The shock of losing his mother was, according to Harry, never given a chance to ease, and he sought solace in drink and drugs. He says his experience in combat caused him post-traumatic stress disorder (PTSD) and he accuses his family of showing “total neglect” of his mental health. It rings true that a man of the King’s generation might see the remedy to mental disorder as lying in stoicism and resilience. Yet it is not weakness for feelings of grief to be a trigger for a mood disorder such as depression.


It is a real illness with known symptoms, often taking the form of feelings of worthlessness, low mood and recurrent thoughts of death. The same is true of PTSD, which was formally recognised as a mental disorder only a generation ago but whose symptoms have been charted since the 19th century and termed “shell shock” or “battle fatigue”. It is an anxiety disorder brought on by proximity to physical danger.


Headlines of Harry’s testimony are dominated by an alleged physical altercation between him and his brother. According to the duke, Prince William pressed him not to speak of it to Meghan. Harry did contact his therapist and says he has been in therapy for four or five years. Harry disclosed in 2021 that he had sought help in a technique called eye movement desensitisation and reprocessing (EMDR). This involves the patient recalling the traumatic event and typically then focusing on an external stimulus that requires rapid eye movement.


There is little hard evidence from controlled studies that EMDR is effective. But, like other variants of psychotherapy, it is born of a generous impulse and the mere fact of talking to a sympathetic personality when recounting mental disturbance may be of benefit in itself. And by recounting his experience of therapy, Harry can help dispel stigma. There is nothing shameful in seeking professional help for mood disorders. Perhaps depression or anxiety will eventually go away of its own accord but the human costs are severe and it isn’t necessary to suffer in silence. To imagine the solution lies in an effort of will is as futile as supposing that a broken limb can be restored by the power of prayer.
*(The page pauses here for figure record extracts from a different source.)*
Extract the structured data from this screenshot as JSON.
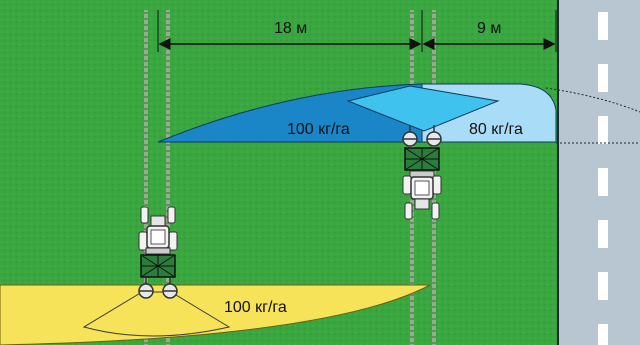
{
  "dimensions": {
    "left_width": "18 м",
    "right_width": "9 м"
  },
  "zones": {
    "blue_rate": "100 кг/га",
    "light_rate": "80 кг/га",
    "yellow_rate": "100 кг/га"
  },
  "colors": {
    "field_green": "#3aa640",
    "road_gray": "#b7c6d0",
    "spread_blue": "#1a86c8",
    "spread_light_blue": "#a9dcf7",
    "spread_yellow": "#f6e35a",
    "fan_blue": "#3fc3ee",
    "tractor_green": "#2b7d3b"
  }
}
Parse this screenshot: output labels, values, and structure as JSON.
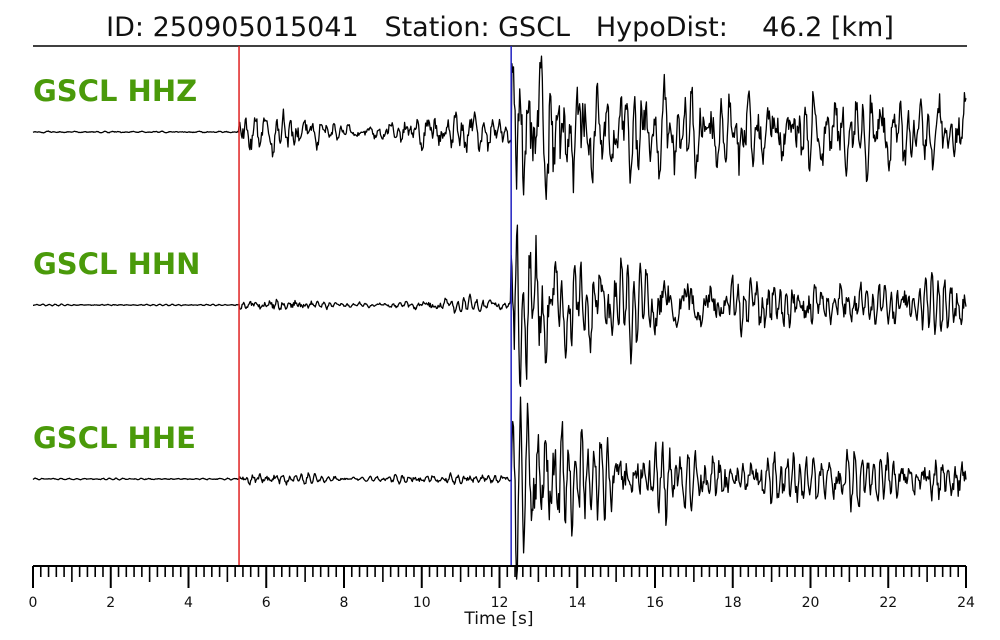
{
  "chart_data": {
    "type": "line",
    "title": "ID: 250905015041   Station: GSCL   HypoDist:    46.2 [km]",
    "xlabel": "Time [s]",
    "xlim": [
      0,
      24
    ],
    "x_ticks": [
      "0",
      "2",
      "4",
      "6",
      "8",
      "10",
      "12",
      "14",
      "16",
      "18",
      "20",
      "22",
      "24"
    ],
    "grid": false,
    "colors": {
      "trace": "#000000",
      "label": "#4a9a0a",
      "p_pick": "#e02020",
      "s_pick": "#2020c0"
    },
    "picks": [
      {
        "phase": "P",
        "time": 5.3
      },
      {
        "phase": "S",
        "time": 12.3
      }
    ],
    "series": [
      {
        "name": "GSCL HHZ",
        "pre_noise": 0.01,
        "p_amp": 0.22,
        "s_amp": 1.0,
        "coda_amp": 0.45
      },
      {
        "name": "GSCL HHN",
        "pre_noise": 0.01,
        "p_amp": 0.08,
        "s_amp": 0.95,
        "coda_amp": 0.32
      },
      {
        "name": "GSCL HHE",
        "pre_noise": 0.01,
        "p_amp": 0.07,
        "s_amp": 1.0,
        "coda_amp": 0.3
      }
    ]
  }
}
There is nothing shameful in seeking professional help for mood disorders, as Prince Harry has done


It is likely, given the unhappiness he has experienced in his family relations, Harry has received psychodynamic therapy. The idea is to explore the various factors (or dynamics) that affect a person’s life. It often involves examining the patient’s memories, possibly dating back to early life. The evidence for its value in treating mood, anxiety and psychotic disorders is mixed but it is widely used in treatment of personality disorders and forensic psychiatry, and in group and family therapy. In Britain, notably, these therapies have been influenced by object relations theory, which stresses the importance of human contact and relationships. To people who may never have had a positive relationship in their lives, it can be of immense value.


My own experience of severe clinical depression, for a full year, in which I could barely function and was consumed with feelings of guilt and yearnings for death, was addressed by cognitive behavioural therapy (CBT). It involved no trawling of my childhood memories (which were happy) but got me to interrogate the grounds of my belief that I was worthless and evil. I was lucky to find an expert clinical psychologist but CBT can be done online and without a skilled practitioner. It not only helped me recover completely but permanently improved the quality of my life.


Harry’s personality will not appeal to all but his openness on matters of the mind can only do good.